Bunu yaparak, örneğin kendinizi Piazza Vittorio Emanuele II’de bulabilir ve bahçesinin bir köşesinde Simya Kapısı’nı keşfedebilirsiniz. Tarihini bilmeseniz bile, kendinizi Mısır tanrısı Bes’in heykellerine hayranlıkla bakarken bulabilirsiniz. Tarini on yedinci yüzyıla kadar uzanan, her iki yanında ezoretik sembollerin tasvirleriyle örtülü kapı gerçekten büyüleyicidir. Çok merkezi, renkli ve çok ırklı Piazza Vittorio’nun tam ortasında! bu bile tek başına sizi hoş bir şekilde şaşırtacaktır. Öte yandan, bunun Marquis Massimiliano Savelli Palombara’nın ikametgahı olan Villa Palombara’da bulunan beş kapıdan hayatta kalan tek kapı olduğu ve efsaneye göre ünlü simyacı Francesco Borri’nin bu kapıdan geçtiği biliniyor. Geceyi villanın bahçelerinde altın üretebilen gizemli bir bitki arayarak geçirdikten sonra, simyasal dönüşümün başarısını doğrulamak için arkasında altın lekeleri bıraktığını düşündükçe daha da büyülenirsiniz.
Trevi Çeşmesi’ne doğru yürürken, Via del Corso’nun ara sokaklarında dolaşırken Galleria Sciarra’yı görebilirsiniz. 19. yüzyılın sonunda yapılan bu tarihi bina Roma’daki Liberty stilinin temsil eden, değerli bir sanatsal mücevher. Özel konutunu sahip olduğu faaliyetler, Tribuna gazetesi ve Quirino tiyatrosu ile birleştirmeyi amaçlayan Prens Maffeo Barberini Colonna di Sciarra tarafından kullanılan özel bir avluya kapalı geçişi olan bölüm, demir ve camla kaplıdır. Mükemmel Art Nouveau tarzında. Bu nedenle gün ışığı mekanları dolduruyor, avlu duvarlarını süsleyen “Kadının Yüceltilmesi” konulu freskleri, dev bir boğa gözü gibi Galleria Sciarra’yı zenginleştiriyor.

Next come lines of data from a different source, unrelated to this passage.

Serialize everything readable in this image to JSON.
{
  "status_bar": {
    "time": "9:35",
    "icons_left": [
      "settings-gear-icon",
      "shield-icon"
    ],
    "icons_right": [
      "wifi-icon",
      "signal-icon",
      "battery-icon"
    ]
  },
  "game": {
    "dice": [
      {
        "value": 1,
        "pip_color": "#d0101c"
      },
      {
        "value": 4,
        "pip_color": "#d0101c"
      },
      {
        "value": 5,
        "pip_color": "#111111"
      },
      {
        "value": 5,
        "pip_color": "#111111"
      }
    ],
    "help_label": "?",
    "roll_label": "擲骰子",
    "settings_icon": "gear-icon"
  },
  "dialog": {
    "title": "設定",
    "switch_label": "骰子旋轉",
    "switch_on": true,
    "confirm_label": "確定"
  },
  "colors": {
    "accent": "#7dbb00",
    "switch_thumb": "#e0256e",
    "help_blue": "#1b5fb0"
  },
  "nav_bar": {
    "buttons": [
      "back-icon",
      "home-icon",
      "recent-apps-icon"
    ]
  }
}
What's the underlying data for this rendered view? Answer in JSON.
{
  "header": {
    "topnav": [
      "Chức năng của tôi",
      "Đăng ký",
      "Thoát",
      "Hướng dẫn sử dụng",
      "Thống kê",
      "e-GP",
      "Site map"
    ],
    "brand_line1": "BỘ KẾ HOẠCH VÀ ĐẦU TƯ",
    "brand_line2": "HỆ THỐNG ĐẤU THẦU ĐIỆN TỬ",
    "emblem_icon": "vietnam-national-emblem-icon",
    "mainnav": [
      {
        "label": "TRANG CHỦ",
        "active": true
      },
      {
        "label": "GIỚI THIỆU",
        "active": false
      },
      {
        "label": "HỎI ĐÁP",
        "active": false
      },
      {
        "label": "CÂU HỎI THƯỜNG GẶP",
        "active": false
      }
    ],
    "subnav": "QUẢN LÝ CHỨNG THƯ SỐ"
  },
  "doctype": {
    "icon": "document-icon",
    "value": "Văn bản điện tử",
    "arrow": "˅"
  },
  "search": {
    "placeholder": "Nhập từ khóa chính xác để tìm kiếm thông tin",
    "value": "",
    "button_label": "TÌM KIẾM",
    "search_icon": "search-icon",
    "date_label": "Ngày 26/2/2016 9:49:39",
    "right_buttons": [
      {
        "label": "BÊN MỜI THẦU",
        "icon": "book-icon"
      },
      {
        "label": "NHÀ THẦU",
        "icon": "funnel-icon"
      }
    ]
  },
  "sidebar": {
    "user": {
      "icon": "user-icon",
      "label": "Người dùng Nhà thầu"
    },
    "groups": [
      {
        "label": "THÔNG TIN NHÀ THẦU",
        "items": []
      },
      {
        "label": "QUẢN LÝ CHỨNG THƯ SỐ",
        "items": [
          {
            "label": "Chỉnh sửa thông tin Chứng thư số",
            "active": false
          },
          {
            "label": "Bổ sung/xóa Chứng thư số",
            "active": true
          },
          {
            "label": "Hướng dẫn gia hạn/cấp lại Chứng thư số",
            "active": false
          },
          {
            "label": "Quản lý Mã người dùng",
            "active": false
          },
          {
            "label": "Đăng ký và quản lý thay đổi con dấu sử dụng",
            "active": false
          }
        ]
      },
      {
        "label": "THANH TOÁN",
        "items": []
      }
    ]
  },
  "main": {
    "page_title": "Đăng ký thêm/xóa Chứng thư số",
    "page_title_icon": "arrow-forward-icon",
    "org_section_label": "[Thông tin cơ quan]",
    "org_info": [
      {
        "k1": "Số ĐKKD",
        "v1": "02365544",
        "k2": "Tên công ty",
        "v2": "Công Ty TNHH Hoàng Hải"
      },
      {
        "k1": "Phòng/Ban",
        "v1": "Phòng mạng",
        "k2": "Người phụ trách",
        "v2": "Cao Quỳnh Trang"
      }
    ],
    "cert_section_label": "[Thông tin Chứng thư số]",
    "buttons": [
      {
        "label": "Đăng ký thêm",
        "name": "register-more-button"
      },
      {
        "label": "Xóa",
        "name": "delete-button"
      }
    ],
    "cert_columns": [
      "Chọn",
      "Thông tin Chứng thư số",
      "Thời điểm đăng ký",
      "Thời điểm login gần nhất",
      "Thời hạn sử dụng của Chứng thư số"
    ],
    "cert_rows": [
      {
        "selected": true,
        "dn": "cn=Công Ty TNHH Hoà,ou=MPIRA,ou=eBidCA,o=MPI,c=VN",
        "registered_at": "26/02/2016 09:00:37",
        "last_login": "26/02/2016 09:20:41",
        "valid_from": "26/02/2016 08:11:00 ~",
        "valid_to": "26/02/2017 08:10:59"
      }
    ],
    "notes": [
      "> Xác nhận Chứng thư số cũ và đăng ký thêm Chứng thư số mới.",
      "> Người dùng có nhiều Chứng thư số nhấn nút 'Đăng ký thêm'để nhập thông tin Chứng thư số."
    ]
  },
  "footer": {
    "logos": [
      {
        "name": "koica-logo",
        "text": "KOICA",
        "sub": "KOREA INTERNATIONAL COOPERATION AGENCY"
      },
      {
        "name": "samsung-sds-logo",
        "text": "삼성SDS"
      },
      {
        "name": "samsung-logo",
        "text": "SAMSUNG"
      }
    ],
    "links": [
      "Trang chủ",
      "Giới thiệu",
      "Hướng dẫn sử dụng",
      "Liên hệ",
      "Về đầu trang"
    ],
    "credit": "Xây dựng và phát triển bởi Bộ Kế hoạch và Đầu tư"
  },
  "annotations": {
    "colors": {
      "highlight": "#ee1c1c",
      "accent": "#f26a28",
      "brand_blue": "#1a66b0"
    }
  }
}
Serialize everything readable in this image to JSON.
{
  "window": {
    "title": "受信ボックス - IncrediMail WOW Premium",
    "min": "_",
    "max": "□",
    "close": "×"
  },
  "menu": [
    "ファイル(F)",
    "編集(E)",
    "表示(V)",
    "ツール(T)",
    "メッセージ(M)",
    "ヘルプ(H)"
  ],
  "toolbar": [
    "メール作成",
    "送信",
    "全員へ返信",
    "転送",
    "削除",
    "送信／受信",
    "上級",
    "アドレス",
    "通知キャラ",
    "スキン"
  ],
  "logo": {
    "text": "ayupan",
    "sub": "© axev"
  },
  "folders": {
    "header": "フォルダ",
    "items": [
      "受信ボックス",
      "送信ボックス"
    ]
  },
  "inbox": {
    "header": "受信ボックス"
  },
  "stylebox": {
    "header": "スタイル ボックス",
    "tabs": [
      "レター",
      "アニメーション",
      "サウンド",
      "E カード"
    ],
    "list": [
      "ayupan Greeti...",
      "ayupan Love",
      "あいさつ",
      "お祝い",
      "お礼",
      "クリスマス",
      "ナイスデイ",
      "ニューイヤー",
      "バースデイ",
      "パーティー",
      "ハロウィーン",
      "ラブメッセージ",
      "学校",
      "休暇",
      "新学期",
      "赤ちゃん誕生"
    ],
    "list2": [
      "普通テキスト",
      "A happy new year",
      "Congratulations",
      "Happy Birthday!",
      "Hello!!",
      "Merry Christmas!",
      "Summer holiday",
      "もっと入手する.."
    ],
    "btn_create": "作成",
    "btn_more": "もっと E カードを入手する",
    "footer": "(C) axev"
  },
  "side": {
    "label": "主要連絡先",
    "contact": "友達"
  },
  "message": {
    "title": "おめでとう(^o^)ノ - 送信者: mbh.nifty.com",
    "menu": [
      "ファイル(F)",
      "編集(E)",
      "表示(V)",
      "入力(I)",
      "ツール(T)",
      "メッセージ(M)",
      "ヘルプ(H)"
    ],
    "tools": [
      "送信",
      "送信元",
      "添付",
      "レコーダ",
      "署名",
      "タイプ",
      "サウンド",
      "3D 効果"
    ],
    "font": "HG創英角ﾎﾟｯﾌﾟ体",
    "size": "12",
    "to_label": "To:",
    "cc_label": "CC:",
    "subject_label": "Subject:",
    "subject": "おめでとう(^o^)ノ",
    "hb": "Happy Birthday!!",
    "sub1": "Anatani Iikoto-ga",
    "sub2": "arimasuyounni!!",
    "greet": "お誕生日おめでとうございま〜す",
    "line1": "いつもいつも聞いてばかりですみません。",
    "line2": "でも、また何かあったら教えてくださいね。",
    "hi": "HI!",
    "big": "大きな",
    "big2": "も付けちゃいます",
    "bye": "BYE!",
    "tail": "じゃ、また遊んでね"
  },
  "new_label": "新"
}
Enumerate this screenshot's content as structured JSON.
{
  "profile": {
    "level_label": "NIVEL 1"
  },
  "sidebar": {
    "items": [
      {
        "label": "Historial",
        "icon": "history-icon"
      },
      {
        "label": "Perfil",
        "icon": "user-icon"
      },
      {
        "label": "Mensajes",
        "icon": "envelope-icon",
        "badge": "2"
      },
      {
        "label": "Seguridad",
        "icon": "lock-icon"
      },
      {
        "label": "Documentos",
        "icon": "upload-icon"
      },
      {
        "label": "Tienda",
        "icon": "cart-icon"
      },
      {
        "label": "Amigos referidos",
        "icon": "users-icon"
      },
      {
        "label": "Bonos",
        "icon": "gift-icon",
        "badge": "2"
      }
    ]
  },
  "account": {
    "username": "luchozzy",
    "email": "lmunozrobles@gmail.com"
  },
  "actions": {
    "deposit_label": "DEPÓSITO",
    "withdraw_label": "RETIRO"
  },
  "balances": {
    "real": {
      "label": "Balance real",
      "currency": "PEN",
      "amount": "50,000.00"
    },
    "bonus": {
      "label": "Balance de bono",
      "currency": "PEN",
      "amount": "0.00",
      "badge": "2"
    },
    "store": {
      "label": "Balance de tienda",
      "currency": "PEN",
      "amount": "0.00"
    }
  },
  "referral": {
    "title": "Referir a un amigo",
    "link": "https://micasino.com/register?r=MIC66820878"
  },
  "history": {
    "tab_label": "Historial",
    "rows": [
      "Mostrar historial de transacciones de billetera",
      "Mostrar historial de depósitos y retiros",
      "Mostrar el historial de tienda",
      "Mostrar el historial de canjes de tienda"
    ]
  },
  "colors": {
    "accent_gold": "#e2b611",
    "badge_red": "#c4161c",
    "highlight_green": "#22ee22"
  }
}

Her köşe, her kapı açılmayı bekleyen bir hazine sandığını saklayabilir! Örneğin, Campo Marzio’daki Sant’Agostino Bazilikası’nın yanındaki küçük kapıdan geçmek, mekanın güzelliğine ek olarak muazzam değere sahip bir kültürel mirası gözler önüne serebilir: Angelica Kütüphanesi, Avrupa’nın halka açık ilk kütüphanesi. Adını aldığı Augustinian piskoposu Angelo Rocca tarafından 1604 yılında kurulmuştur. 1975’ten bu yana Kültür Bakanlığı’na bağlı bir kütüphane olduğu için odalara girmek kolay değil, Ama onları seyretmek, içinde saklanan kitapların kokusuna kapılmak, gözlemlemek mümkün. Hacimlerle kaplı duvarları, birbiri ardına geçerken aydınlatan ışığı yaşamaksa ayrı bir deneyim!
Tıpkı uluslararası yazarların, ilgi odağı olan şehrin en kenar semtlerinden birine gideceği gibi: Tor Marancia, Il Pigneto da bunlardan birkaçı. 2015 yılında genç sanatçılar Roma Sokak Sanatı’nın ilk haritasının oluşturulduğu noktaya geldiler! Bu mahalleye bıraktıkları duvar resimleri, bu mahallelerin gerçek güzelliklerini ortaya çıkararak, çehresini tamamen değiştirdi.
Yukarıda bu büyülü şehrin sadece çok küçük bölümünden bahsedildiğinden, Roma’da kaybolun! Kendinizi bir güzelliğin hazine haritasının yönlendirmesine izin verin ve keşfetmek için gömülü sandıkları aramaya başlayın!